Not surprising as many as 833 NGOs were blacklisted by CAPART at the end of 2009 after they were found indulging in misappropriation of funds. Andhra Pradesh had the highest number of such blacklisted organisations followed by Bihar and Tamil Nadu. Of the 833 NGOs and voluntary organisations which were blacklisted, 192 were from Andhra Pradesh, 125 from Bihar, 83 from Tamil Nadu, 75 from Karnataka, 72 from Uttar Pradesh, 42 from Rajasthan and 35 from Kerala. In 2008, out of the 34,803 registered associations, only 18,796 filed their reports.

The malaise has reached such proportions that for many NGOs symbolize a ‘dirty word’ which is best avoided. They are seen as a tool of laundering money, embezzling donations and presenting a lofty-ideal picture to the outside world. No wonder the private trusts, corporate foundations, corporate social responsibility projects etc prefer to have their own set-up, own staff, their own model of projects, development and disburse funds through them rather than through the NGOs. For instance the Azim Premji Foundation, which got a whooping over Rs 8000 crore from its founder, has its own organization to conceive and execute the educational programmes.

“We are facing a severe crisis. Some NGOs have brought in a bad name for the voluntary sector. The image of those doing genuinely good work is also tarnished in the process,” said Abhay Pandey who runs Nav Srijan Sansthan in Bihar’s West Champaran district, a project to teach 20 children every year which he is doing in his individual capacity with the help of some well-wishers.

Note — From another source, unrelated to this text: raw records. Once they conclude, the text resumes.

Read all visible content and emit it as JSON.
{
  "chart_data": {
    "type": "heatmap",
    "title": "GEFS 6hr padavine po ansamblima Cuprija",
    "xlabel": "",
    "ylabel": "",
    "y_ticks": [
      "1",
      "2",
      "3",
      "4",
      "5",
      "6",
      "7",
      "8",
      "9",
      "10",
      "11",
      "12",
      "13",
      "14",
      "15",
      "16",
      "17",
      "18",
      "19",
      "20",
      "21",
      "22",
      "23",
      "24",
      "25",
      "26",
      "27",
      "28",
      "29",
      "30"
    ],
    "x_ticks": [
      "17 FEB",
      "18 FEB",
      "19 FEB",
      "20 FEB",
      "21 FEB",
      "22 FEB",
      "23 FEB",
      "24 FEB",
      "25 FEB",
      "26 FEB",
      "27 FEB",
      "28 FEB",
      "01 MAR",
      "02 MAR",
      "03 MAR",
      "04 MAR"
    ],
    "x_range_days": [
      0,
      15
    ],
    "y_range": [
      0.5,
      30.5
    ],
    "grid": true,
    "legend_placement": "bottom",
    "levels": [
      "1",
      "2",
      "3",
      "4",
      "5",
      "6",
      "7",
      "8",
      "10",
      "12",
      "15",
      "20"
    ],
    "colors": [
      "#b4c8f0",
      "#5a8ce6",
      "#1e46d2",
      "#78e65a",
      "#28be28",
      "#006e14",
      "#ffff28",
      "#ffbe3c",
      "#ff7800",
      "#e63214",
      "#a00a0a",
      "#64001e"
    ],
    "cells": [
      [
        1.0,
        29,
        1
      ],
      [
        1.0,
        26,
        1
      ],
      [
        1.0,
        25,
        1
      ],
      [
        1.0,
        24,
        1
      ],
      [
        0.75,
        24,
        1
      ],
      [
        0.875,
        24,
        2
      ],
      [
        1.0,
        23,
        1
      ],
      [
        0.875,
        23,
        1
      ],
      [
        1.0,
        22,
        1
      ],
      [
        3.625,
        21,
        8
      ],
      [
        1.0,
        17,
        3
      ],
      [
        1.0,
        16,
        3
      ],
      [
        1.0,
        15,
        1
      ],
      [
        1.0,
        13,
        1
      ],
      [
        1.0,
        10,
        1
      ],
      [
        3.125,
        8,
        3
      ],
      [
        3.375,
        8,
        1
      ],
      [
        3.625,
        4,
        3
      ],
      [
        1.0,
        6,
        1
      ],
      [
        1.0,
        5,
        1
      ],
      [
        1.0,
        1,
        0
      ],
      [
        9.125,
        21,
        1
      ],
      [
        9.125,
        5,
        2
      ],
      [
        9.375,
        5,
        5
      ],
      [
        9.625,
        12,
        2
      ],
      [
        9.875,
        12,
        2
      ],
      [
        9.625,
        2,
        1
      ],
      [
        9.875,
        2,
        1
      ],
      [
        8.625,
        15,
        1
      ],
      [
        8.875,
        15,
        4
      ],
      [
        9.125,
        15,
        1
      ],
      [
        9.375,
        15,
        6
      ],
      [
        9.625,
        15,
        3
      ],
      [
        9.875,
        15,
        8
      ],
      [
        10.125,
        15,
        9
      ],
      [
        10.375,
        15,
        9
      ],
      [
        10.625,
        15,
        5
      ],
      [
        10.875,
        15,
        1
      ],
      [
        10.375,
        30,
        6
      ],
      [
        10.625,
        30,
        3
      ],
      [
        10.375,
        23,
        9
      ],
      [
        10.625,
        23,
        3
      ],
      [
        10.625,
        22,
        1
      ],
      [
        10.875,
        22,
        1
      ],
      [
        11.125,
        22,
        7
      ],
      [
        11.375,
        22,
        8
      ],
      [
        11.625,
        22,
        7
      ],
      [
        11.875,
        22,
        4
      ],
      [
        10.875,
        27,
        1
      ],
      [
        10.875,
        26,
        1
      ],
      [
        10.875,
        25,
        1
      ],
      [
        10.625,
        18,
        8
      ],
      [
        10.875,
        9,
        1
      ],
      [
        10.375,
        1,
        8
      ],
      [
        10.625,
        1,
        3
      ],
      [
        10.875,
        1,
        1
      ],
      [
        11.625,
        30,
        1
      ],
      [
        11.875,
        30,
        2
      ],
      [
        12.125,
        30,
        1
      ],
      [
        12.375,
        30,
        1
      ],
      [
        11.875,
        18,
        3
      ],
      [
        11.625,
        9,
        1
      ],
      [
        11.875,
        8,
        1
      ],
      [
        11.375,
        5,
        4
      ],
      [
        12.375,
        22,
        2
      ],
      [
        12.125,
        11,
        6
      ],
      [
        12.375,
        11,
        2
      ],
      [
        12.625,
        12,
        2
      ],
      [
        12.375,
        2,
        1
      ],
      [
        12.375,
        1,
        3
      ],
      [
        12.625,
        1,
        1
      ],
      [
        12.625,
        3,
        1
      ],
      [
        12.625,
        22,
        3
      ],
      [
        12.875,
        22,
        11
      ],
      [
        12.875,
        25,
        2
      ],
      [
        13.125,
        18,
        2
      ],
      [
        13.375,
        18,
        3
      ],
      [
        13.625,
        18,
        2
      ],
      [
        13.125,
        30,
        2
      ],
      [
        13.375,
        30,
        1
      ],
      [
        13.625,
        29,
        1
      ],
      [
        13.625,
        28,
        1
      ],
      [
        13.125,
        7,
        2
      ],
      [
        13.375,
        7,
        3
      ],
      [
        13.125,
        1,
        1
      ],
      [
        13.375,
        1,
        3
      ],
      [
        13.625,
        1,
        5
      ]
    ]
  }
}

Wasn’t it time that all VOs and NGOs, which are registered under the Societies Registration Act undergo mandatory scrutiny of funds and subject themselves to something like the Right to Information. Making transparency mandatory is the need of the hour rather than hiding behind a cloud of secrecy.

A change in the institutional structure is taking place in the country, particularly in the developmental field where the move is to decentralize down to the lowest levels of panchayat. The panchayats at the village level are gradually becoming more important in all decision and policy making and development at the grassroots. They are deciding the developmental agenda and governments at the Centre and the states are also giving them control over financial resources to meet the objectives.

It is here that the NGOs have the big task of facilitation and also build capacities. The involvement of VOs in implementing development programs in partnership with the government has become key to this agenda. The involvement of local community, local activists, those who are well entrenched in the society is a must for any positive outcome. If funds for these grassroots organisations, those who understand the nerves of the local community dry up, hundreds of thousands of people living below poverty line will lose all hope.

Undoubtedly, there are hundreds of VOs, NGOs and individuals who have and continue to contribute effectively in the development process. They work with commitment, transparency, vision and a set goal. Why should they suffer from the deeds of the black sheep who are mushrooming all over. Wasn’t it time to separate the rice from the husk. Wasn’t it time to get our act together and bring in a system wherein regulation and control is transparent and effective.

The country may not need 3.3 million registered organisations. Even a few thousand would do. They needed to be weeded out on the basis of parameters set up in consultation with the voluntary sector itself, policy makers and government agencies. The stench has to be removed to make VOs and NGOs more vibrant and effective and restore the confidence of the common people and the donor agencies in them.